CEDAR RAPIDS – Hundreds of people from different faith groups and ethnicities circled America’s oldest mosque in Cedar Rapids, Iowa, on Sunday, March 26, forming a human shield to show support to American Muslims against threats and hate mails sent to mosques across the US.
“We want you to know that your support and encouragement to your fellow citizens, your Muslim neighbors, are the fuel that keeps us going,” said Imam Taha Tawil, the leader of the Mother Mosque in Cedar Rapids, Iowa Public Radio reported on Monday, March 27.
“It is like when the rain comes on dry land and then causes it to grow again.”
The event was co-organized by Erin Bustin of Grinnell, who said she wanted to find a way to show her support for Muslims after mosques around the country were vandalized or sent hate mail in recent months.
It also followed President Donald Trump signing of two executive orders banning citizens of seven majority-Muslim countries from entering the US, which put American Muslims in the middle of political debates.
Therefore, she reached out to the Rev. Wendy Abrahamson in Grinnell, who contacted Imam Tawil.
Muslims, Jews, Sikhs, Hindus, Meskwaki Native Americans, atheists and Christians spoke at the event to show support for Muslims and religious freedom.
After the speeches, the group sang “This Land is Your Land” and formed a symbolic human shield around the small, white building.
“Today, Iowans stand with, alongside and around our Muslim friends and neighbors to tell you that you are loved, you are welcome, and you are part of us,” Bustin said.
Tawil said he was thankful the group could share values of “pluralism, diversity, acceptance and tolerance” at the Mother Mosque, which was built in 1936 and is one of the longest-standing mosques in North America.
“We are not going back in the dark past where civil war and human rights violations has divided our communities,” Tawil said.
In his speech, Rev. Abrahamson shared scripture from the Bible, saying the verses showed how various religious traditions are all methods of serving the same God.
“In one beautiful section, Paul says, ‘It’s not like the hand can say to the foot: I don’t need you,’ ” Abrahamson quoted, The Gazette reported.
“By design, God has made multiple parts that all function differently, and if we were all the same, it simply would not work. I think this translates really well into the American project.”
Donnielle Wanatee, a Meskwaki, said she understands how Muslim communities might feel oppressed because it wasn’t until 1978 that a federal mandate granted Native Americans the right to practice their beliefs.

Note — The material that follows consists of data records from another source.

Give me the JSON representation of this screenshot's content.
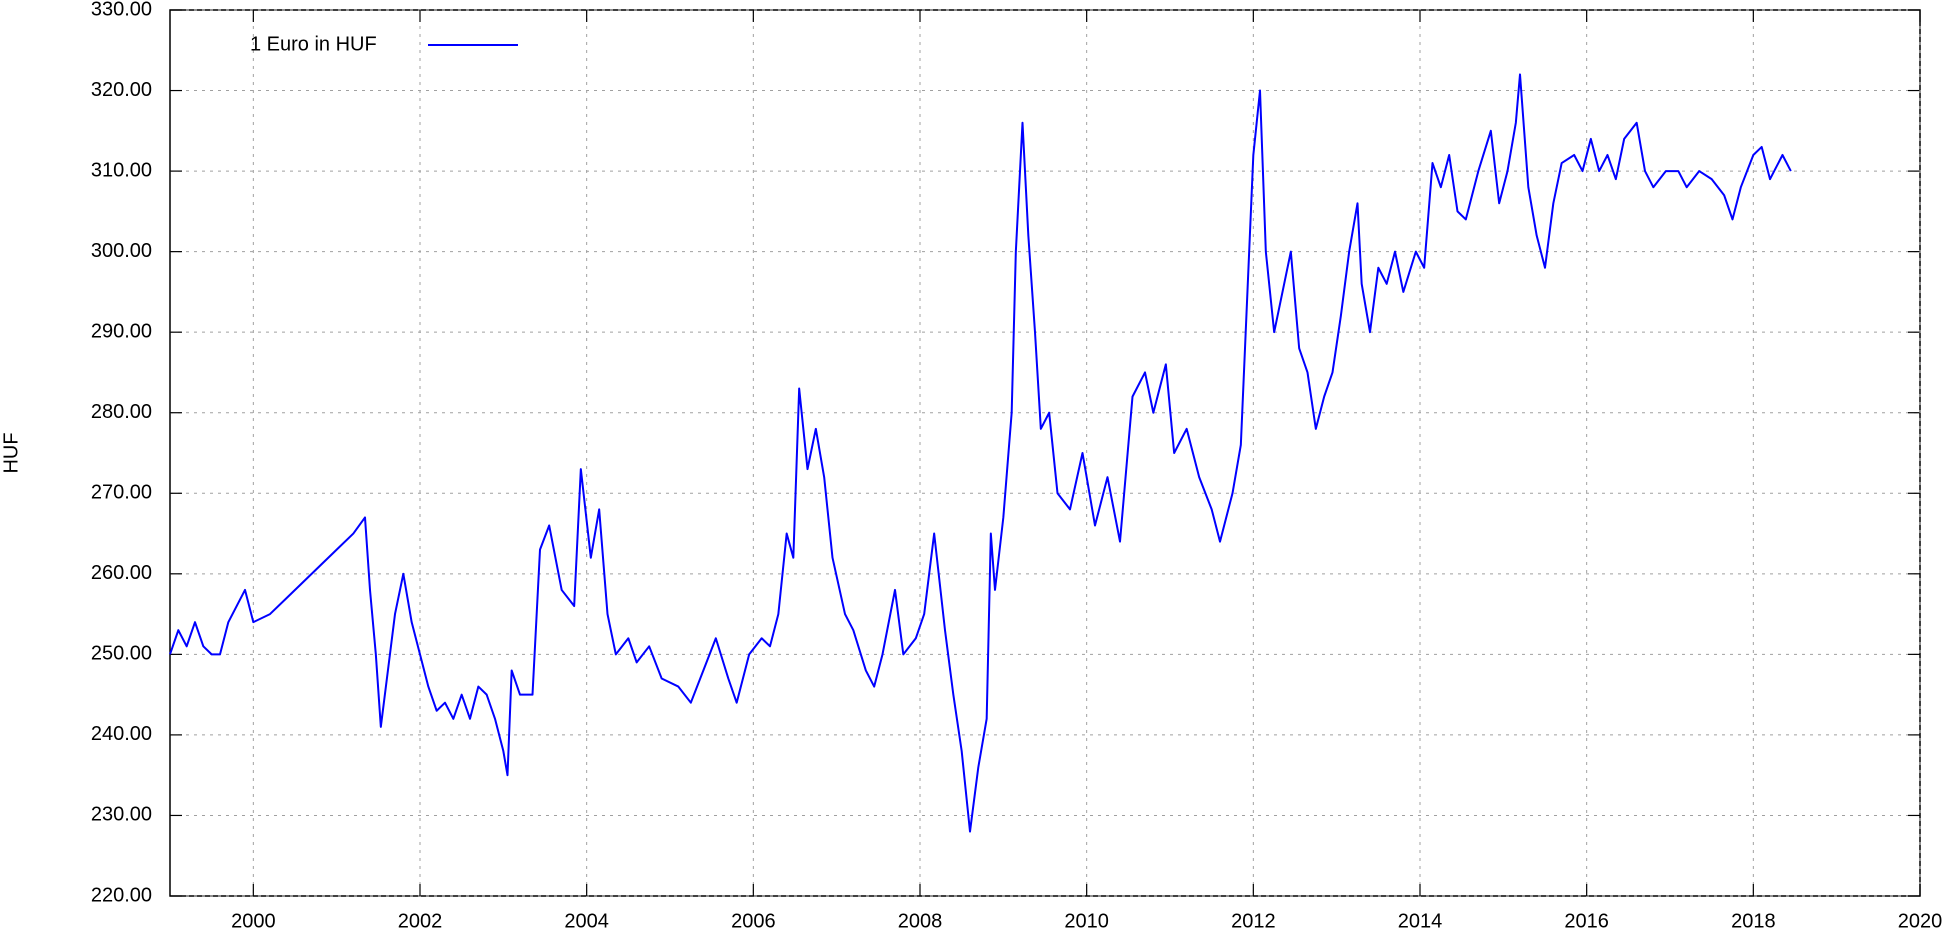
{
  "chart_data": {
    "type": "line",
    "y_label": "HUF",
    "legend": "top-left",
    "grid": true,
    "xlim": [
      1999,
      2020
    ],
    "xticks": [
      2000,
      2002,
      2004,
      2006,
      2008,
      2010,
      2012,
      2014,
      2016,
      2018,
      2020
    ],
    "ylim": [
      220,
      330
    ],
    "yticks": [
      {
        "value": 220,
        "label": "220.00"
      },
      {
        "value": 230,
        "label": "230.00"
      },
      {
        "value": 240,
        "label": "240.00"
      },
      {
        "value": 250,
        "label": "250.00"
      },
      {
        "value": 260,
        "label": "260.00"
      },
      {
        "value": 270,
        "label": "270.00"
      },
      {
        "value": 280,
        "label": "280.00"
      },
      {
        "value": 290,
        "label": "290.00"
      },
      {
        "value": 300,
        "label": "300.00"
      },
      {
        "value": 310,
        "label": "310.00"
      },
      {
        "value": 320,
        "label": "320.00"
      },
      {
        "value": 330,
        "label": "330.00"
      }
    ],
    "x": [
      1999.0,
      1999.1,
      1999.2,
      1999.3,
      1999.4,
      1999.5,
      1999.6,
      1999.7,
      1999.8,
      1999.9,
      2000.0,
      2000.2,
      2000.4,
      2000.6,
      2000.8,
      2001.0,
      2001.2,
      2001.34,
      2001.4,
      2001.47,
      2001.53,
      2001.7,
      2001.8,
      2001.9,
      2002.0,
      2002.1,
      2002.2,
      2002.3,
      2002.4,
      2002.5,
      2002.6,
      2002.7,
      2002.8,
      2002.9,
      2003.0,
      2003.05,
      2003.1,
      2003.2,
      2003.35,
      2003.44,
      2003.55,
      2003.7,
      2003.85,
      2003.93,
      2004.05,
      2004.15,
      2004.25,
      2004.35,
      2004.5,
      2004.6,
      2004.75,
      2004.9,
      2005.1,
      2005.25,
      2005.4,
      2005.55,
      2005.7,
      2005.8,
      2005.95,
      2006.1,
      2006.2,
      2006.3,
      2006.4,
      2006.48,
      2006.55,
      2006.65,
      2006.75,
      2006.85,
      2006.95,
      2007.1,
      2007.2,
      2007.35,
      2007.45,
      2007.55,
      2007.7,
      2007.8,
      2007.95,
      2008.05,
      2008.17,
      2008.3,
      2008.4,
      2008.5,
      2008.6,
      2008.7,
      2008.8,
      2008.85,
      2008.9,
      2009.0,
      2009.1,
      2009.15,
      2009.23,
      2009.3,
      2009.38,
      2009.45,
      2009.55,
      2009.65,
      2009.8,
      2009.95,
      2010.1,
      2010.25,
      2010.4,
      2010.55,
      2010.7,
      2010.8,
      2010.95,
      2011.05,
      2011.2,
      2011.35,
      2011.5,
      2011.6,
      2011.75,
      2011.85,
      2011.95,
      2012.0,
      2012.08,
      2012.15,
      2012.25,
      2012.35,
      2012.45,
      2012.55,
      2012.65,
      2012.75,
      2012.85,
      2012.95,
      2013.05,
      2013.15,
      2013.25,
      2013.3,
      2013.4,
      2013.5,
      2013.6,
      2013.7,
      2013.8,
      2013.95,
      2014.05,
      2014.15,
      2014.25,
      2014.35,
      2014.45,
      2014.55,
      2014.7,
      2014.85,
      2014.95,
      2015.05,
      2015.15,
      2015.2,
      2015.3,
      2015.4,
      2015.5,
      2015.6,
      2015.7,
      2015.85,
      2015.95,
      2016.05,
      2016.15,
      2016.25,
      2016.35,
      2016.45,
      2016.6,
      2016.7,
      2016.8,
      2016.95,
      2017.1,
      2017.2,
      2017.35,
      2017.5,
      2017.65,
      2017.75,
      2017.85,
      2018.0,
      2018.1,
      2018.2,
      2018.35,
      2018.45
    ],
    "series": [
      {
        "name": "1 Euro in HUF",
        "color": "#0000ff",
        "values": [
          250,
          253,
          251,
          254,
          251,
          250,
          250,
          254,
          256,
          258,
          254,
          255,
          257,
          259,
          261,
          263,
          265,
          267,
          258,
          250,
          241,
          255,
          260,
          254,
          250,
          246,
          243,
          244,
          242,
          245,
          242,
          246,
          245,
          242,
          238,
          235,
          248,
          245,
          245,
          263,
          266,
          258,
          256,
          273,
          262,
          268,
          255,
          250,
          252,
          249,
          251,
          247,
          246,
          244,
          248,
          252,
          247,
          244,
          250,
          252,
          251,
          255,
          265,
          262,
          283,
          273,
          278,
          272,
          262,
          255,
          253,
          248,
          246,
          250,
          258,
          250,
          252,
          255,
          265,
          253,
          245,
          238,
          228,
          236,
          242,
          265,
          258,
          267,
          280,
          300,
          316,
          302,
          290,
          278,
          280,
          270,
          268,
          275,
          266,
          272,
          264,
          282,
          285,
          280,
          286,
          275,
          278,
          272,
          268,
          264,
          270,
          276,
          300,
          312,
          320,
          300,
          290,
          295,
          300,
          288,
          285,
          278,
          282,
          285,
          292,
          300,
          306,
          296,
          290,
          298,
          296,
          300,
          295,
          300,
          298,
          311,
          308,
          312,
          305,
          304,
          310,
          315,
          306,
          310,
          316,
          322,
          308,
          302,
          298,
          306,
          311,
          312,
          310,
          314,
          310,
          312,
          309,
          314,
          316,
          310,
          308,
          310,
          310,
          308,
          310,
          309,
          307,
          304,
          308,
          312,
          313,
          309,
          312,
          310
        ]
      }
    ]
  }
}
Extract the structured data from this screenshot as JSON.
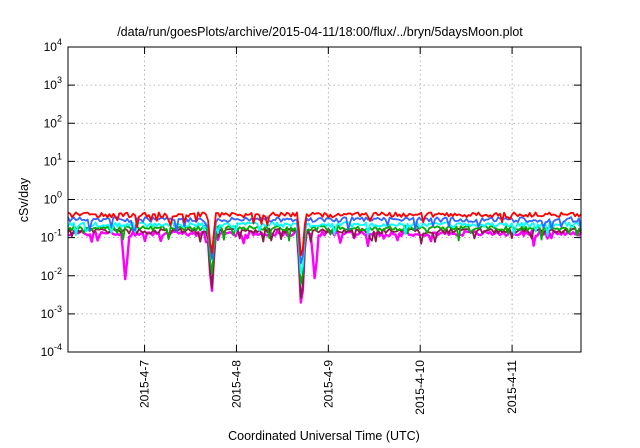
{
  "chart_data": {
    "type": "line",
    "title": "/data/run/goesPlots/archive/2015-04-11/18:00/flux/../bryn/5daysMoon.plot",
    "xlabel": "Coordinated Universal Time (UTC)",
    "ylabel": "cSv/day",
    "y_scale": "log",
    "ylim": [
      0.0001,
      10000
    ],
    "y_ticks": [
      {
        "exp": -4,
        "base": "10",
        "sup": "-4"
      },
      {
        "exp": -3,
        "base": "10",
        "sup": "-3"
      },
      {
        "exp": -2,
        "base": "10",
        "sup": "-2"
      },
      {
        "exp": -1,
        "base": "10",
        "sup": "-1"
      },
      {
        "exp": 0,
        "base": "10",
        "sup": "0"
      },
      {
        "exp": 1,
        "base": "10",
        "sup": "1"
      },
      {
        "exp": 2,
        "base": "10",
        "sup": "2"
      },
      {
        "exp": 3,
        "base": "10",
        "sup": "3"
      },
      {
        "exp": 4,
        "base": "10",
        "sup": "4"
      }
    ],
    "xlim": [
      "2015-04-06T04:00",
      "2015-04-11T18:00"
    ],
    "x_ticks": [
      {
        "t": "2015-04-07T00:00",
        "label": "2015-4-7"
      },
      {
        "t": "2015-04-08T00:00",
        "label": "2015-4-8"
      },
      {
        "t": "2015-04-09T00:00",
        "label": "2015-4-9"
      },
      {
        "t": "2015-04-10T00:00",
        "label": "2015-4-10"
      },
      {
        "t": "2015-04-11T00:00",
        "label": "2015-4-11"
      }
    ],
    "grid": true,
    "series": [
      {
        "color": "#ff00ff",
        "level": 0.13,
        "dips": [
          {
            "t": "2015-04-06T19:00",
            "v": 0.007
          },
          {
            "t": "2015-04-07T17:30",
            "v": 0.0025
          },
          {
            "t": "2015-04-08T17:00",
            "v": 0.0008
          },
          {
            "t": "2015-04-08T20:30",
            "v": 0.007
          }
        ]
      },
      {
        "color": "#8b1a4a",
        "level": 0.15,
        "dips": [
          {
            "t": "2015-04-07T17:30",
            "v": 0.003
          },
          {
            "t": "2015-04-08T17:00",
            "v": 0.0011
          }
        ]
      },
      {
        "color": "#00aa00",
        "level": 0.18,
        "dips": [
          {
            "t": "2015-04-07T17:30",
            "v": 0.008
          },
          {
            "t": "2015-04-08T17:00",
            "v": 0.003
          }
        ]
      },
      {
        "color": "#00ffff",
        "level": 0.22,
        "dips": [
          {
            "t": "2015-04-07T17:30",
            "v": 0.02
          },
          {
            "t": "2015-04-08T17:00",
            "v": 0.006
          }
        ]
      },
      {
        "color": "#3366ff",
        "level": 0.3,
        "dips": [
          {
            "t": "2015-04-07T17:30",
            "v": 0.02
          },
          {
            "t": "2015-04-08T17:00",
            "v": 0.012
          }
        ]
      },
      {
        "color": "#ff0000",
        "level": 0.4,
        "dips": [
          {
            "t": "2015-04-07T17:30",
            "v": 0.03
          },
          {
            "t": "2015-04-08T17:00",
            "v": 0.02
          }
        ]
      }
    ]
  }
}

“It’s going to be OK,” Wanatee said.
“We have to unite as a people. I will defend anybody. This is my Iowa, and it doesn’t work without all of you in it.”
Sara Sayed, a Muslim from Cedar Rapids, said she was overwhelmed by the amount of support, seeing the event as an opportunity for all Iowans to stand against prejudice.
“It’s an (opportunity) for everybody else to say I’m not a part of this, just like when I see any violence (committed by a Muslim), I say … ‘I’m not a part of that,’ ” Sayed said. “It’s up to each one of us to keep up this momentum.”